Manganese Peroxidase-Catalyzed Treatment of Aqueous Chlorophenols

Abstract

Chlorophenols (CPs) are recalcitrant priority pollutants commonly detected in industrial effluents due to their widespread use in agrochemical, pharmaceutical, and materials manufacturing. Their persistence, toxicity, and resistance to conventional biological treatment necessitate the development of sustainable remediation strategies. This study evaluates the feasibility of manganese peroxidase- (MnP)-catalyzed treatment for the removal of aqueous 2-chlorophenol (2-CP), 3-chlorophenol (3-CP), 4-chlorophenol (4-CP), and 2,4-dichlorophenol (2,4-DCP) under ambient conditions. Batch reactions were conducted at pH 4.5 in the presence of Mn(II) and hydrogen peroxide, with systematic optimization of enzyme activity and oxidant addition strategy.
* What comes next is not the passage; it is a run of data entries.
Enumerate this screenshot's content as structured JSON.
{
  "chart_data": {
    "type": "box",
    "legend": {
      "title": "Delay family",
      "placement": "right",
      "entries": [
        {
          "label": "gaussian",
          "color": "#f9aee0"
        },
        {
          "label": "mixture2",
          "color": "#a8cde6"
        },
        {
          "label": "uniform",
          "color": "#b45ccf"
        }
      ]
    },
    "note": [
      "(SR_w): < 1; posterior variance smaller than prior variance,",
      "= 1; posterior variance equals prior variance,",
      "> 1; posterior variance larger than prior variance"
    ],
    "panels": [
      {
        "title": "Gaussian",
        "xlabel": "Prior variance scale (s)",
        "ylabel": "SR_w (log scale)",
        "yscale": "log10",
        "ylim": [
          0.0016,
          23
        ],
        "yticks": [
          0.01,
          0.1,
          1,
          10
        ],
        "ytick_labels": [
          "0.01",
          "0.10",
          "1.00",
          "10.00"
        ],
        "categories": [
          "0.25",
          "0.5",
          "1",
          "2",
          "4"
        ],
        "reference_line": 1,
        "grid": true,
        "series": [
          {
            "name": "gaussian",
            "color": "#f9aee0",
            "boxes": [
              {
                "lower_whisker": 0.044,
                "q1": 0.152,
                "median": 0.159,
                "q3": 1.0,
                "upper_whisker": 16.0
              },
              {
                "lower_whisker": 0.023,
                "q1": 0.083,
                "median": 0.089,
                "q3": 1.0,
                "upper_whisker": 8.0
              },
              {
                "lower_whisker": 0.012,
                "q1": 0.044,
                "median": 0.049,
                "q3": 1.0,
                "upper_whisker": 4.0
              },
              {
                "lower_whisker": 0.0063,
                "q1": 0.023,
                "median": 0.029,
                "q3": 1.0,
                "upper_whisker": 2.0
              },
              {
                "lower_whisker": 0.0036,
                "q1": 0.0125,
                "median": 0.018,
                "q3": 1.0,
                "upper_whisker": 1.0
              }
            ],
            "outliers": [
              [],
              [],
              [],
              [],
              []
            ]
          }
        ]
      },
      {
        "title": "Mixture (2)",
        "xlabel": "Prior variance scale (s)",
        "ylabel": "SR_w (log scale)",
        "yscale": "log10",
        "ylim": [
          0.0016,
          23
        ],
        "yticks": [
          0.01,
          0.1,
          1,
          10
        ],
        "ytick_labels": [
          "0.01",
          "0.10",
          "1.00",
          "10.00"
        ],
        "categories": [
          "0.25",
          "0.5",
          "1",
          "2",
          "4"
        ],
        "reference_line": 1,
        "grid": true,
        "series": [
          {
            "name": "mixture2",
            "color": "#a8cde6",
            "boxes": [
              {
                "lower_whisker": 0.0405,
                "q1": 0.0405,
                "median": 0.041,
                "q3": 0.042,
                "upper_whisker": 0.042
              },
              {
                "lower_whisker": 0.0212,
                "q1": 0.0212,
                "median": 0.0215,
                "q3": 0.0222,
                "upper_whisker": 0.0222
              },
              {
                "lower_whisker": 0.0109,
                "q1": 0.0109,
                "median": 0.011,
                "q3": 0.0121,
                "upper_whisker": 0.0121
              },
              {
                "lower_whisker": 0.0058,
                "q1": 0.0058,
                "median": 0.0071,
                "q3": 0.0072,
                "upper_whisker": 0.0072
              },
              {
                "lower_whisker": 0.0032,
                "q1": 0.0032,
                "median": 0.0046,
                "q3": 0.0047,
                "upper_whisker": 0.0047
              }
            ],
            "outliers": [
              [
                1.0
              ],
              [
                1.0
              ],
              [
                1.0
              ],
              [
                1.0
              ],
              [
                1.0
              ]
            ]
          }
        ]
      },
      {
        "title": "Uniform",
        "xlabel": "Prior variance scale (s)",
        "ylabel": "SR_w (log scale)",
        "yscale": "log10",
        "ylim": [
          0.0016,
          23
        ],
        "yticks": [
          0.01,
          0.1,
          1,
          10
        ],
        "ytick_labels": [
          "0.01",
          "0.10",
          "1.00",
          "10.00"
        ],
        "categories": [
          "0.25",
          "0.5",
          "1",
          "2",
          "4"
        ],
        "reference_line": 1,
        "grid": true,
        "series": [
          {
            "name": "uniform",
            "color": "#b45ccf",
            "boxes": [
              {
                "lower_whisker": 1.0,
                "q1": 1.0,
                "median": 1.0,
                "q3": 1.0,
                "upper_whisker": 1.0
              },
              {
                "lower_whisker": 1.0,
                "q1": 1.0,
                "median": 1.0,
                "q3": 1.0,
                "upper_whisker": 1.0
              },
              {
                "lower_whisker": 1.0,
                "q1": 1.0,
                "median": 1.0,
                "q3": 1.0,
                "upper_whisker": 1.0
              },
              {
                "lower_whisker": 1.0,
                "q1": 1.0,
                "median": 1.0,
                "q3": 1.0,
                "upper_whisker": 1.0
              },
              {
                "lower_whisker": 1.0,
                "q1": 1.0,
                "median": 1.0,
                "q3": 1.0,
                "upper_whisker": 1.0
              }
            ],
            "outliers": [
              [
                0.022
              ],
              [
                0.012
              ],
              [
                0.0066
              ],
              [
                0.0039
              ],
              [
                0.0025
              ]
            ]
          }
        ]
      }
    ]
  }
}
Stepwise addition of H2O2 was found to preserve catalytic activity and significantly enhance substrate removal compared to single-aliquot addition. Under optimized conditions, removal efficiencies ≥90% were achieved for 2-CP, 4-CP, and 2,4-DCP within 60 minutes, whereas 3-CP exhibited markedly lower efficiency. First-order kinetic analysis confirmed compound-dependent initial conversion rates. Liquid chromatography–high resolution mass spectrometry revealed the formation of higher-order oligomers (up to decamers), supporting a radical-mediated oligomerization–precipitation pathway accompanied by partial dechlorination. These findings demonstrate that MnP, via product of heterologous expression in corn, can effectively transform chlorophenols into readily separated insoluble polymeric products, offering an environmentally compatible and potentially cost-effective alternative to conventional physicochemical treatment methods for chlorophenol contaminated wastewater.